Lucie Gandolfi : « Il y a sûrement une autre solution que la démolition intégrale ».

Lucie Gandolfi, présidente de l'association de sauvegarde du patrimoine, et Marinette, habitante du Puntettu, propriétaire d'un appartement dans la Casa Montesoro, menacée de démolition.
Lucie Gandolfi, présidente de l'association de sauvegarde du patrimoine, et Marinette, habitante du Puntettu, propriétaire d'un appartement dans la Casa Montesoro, menacée de démolition.
La présidente de l’association pour la sauvegarde du patrimoine est, également, venue apporter son soutien au Comité de quartier du Puntettu. Elle propose sa médiation pour une solution d’apaisement. « Je suis venue à l’appel de mon amie Marinette qui habite la très belle Maison Montesoro, qui est un peu la jumelle de la Maison Castagnola, rue des Terrasses, à part qu’elle ne possède pas de fresques. Je suis venue aussi dire qu’il y a sûrement une autre solution que la démolition intégrale. En tant que présidente de la sauvegarde du patrimoine, je suis prête à faire l’interface entre la Ville et les riverains. Il est évident que la Ville peut passer en force. Elle est maîtresse d’ouvrage, mais est-ce souhaitable ? On ne va pas casser seulement des murs, on va aussi briser des cœurs. C’est une chose qu’il faut considérer, même si politiquement, ce n’est peut-être pas un argument valable. Il faut chercher une solution d’apaisement. Je souhaiterais, de nouveau, faire une concertation, la sauvegarde du patrimoine est là pour cela, et voir s’il existe une alternative possible, pas trop cher aussi ».
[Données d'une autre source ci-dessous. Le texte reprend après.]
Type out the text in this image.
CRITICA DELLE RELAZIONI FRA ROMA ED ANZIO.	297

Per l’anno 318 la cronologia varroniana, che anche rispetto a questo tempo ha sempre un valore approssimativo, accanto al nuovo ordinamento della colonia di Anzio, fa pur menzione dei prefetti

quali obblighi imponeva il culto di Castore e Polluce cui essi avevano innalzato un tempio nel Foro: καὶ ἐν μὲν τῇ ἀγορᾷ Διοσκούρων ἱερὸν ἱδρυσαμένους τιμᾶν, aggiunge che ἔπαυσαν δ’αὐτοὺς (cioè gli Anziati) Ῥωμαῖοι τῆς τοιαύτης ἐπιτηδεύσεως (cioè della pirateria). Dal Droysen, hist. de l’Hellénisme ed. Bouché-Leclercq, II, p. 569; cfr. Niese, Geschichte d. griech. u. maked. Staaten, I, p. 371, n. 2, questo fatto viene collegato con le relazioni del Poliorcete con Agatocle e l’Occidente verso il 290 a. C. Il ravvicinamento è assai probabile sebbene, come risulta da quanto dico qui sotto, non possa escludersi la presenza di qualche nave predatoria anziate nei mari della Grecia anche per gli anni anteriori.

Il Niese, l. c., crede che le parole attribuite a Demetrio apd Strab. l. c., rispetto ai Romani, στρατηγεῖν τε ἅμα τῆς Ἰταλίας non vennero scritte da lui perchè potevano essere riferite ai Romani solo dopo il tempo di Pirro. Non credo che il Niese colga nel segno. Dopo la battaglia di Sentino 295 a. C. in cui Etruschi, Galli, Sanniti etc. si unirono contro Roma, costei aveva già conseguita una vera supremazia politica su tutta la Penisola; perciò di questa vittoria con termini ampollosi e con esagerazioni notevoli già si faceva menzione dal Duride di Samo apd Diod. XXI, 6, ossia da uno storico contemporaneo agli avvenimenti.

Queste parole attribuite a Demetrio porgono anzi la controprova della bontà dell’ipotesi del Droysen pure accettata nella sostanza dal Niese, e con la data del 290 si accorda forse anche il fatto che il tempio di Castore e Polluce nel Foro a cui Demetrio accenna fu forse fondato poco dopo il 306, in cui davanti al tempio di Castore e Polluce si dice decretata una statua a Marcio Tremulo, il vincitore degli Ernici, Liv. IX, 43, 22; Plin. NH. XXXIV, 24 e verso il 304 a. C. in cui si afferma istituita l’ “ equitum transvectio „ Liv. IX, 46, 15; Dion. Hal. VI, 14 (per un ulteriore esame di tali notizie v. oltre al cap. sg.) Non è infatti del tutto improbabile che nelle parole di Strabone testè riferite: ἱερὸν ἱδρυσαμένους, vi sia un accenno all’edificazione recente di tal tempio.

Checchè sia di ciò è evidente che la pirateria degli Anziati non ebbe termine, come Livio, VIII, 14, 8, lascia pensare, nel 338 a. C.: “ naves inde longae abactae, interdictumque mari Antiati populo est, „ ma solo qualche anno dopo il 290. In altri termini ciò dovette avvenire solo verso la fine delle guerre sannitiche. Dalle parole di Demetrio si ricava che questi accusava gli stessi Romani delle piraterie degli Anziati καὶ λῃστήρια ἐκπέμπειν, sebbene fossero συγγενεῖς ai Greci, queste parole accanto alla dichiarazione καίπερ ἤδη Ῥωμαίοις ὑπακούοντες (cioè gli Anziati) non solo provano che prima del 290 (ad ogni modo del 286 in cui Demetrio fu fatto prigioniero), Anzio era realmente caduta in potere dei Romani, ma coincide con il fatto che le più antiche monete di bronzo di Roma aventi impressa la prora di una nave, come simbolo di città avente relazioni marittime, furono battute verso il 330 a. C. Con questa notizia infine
Lucie Gandolfi explique qu’elle a déjà travaillé en concertation avec l’équipe municipale lors de l’abattage des arbres de la cité, que les Bastiais ont mal vécu, pour expliquer et prendre en considération les désirs des gens. «  Nous ne sommes ni des propriétaires, ni des syndics, mais nous sommes des vigies, nous signalons les choses. Ce qui me désole, c’est le nombre de maisons dans un état lamentable dans le vieux Bastia. Après tout, la Maison Montesoro n’est pas la pire ! Sur son portail, les gravures de branches de myrte sont le symbole de la profession des Montesoro qui tannaient les peaux, les tanneries étaient au Guadello en dessous. C’est, donc, tout un ensemble patrimonial et historique qui mérite d’être protégé ».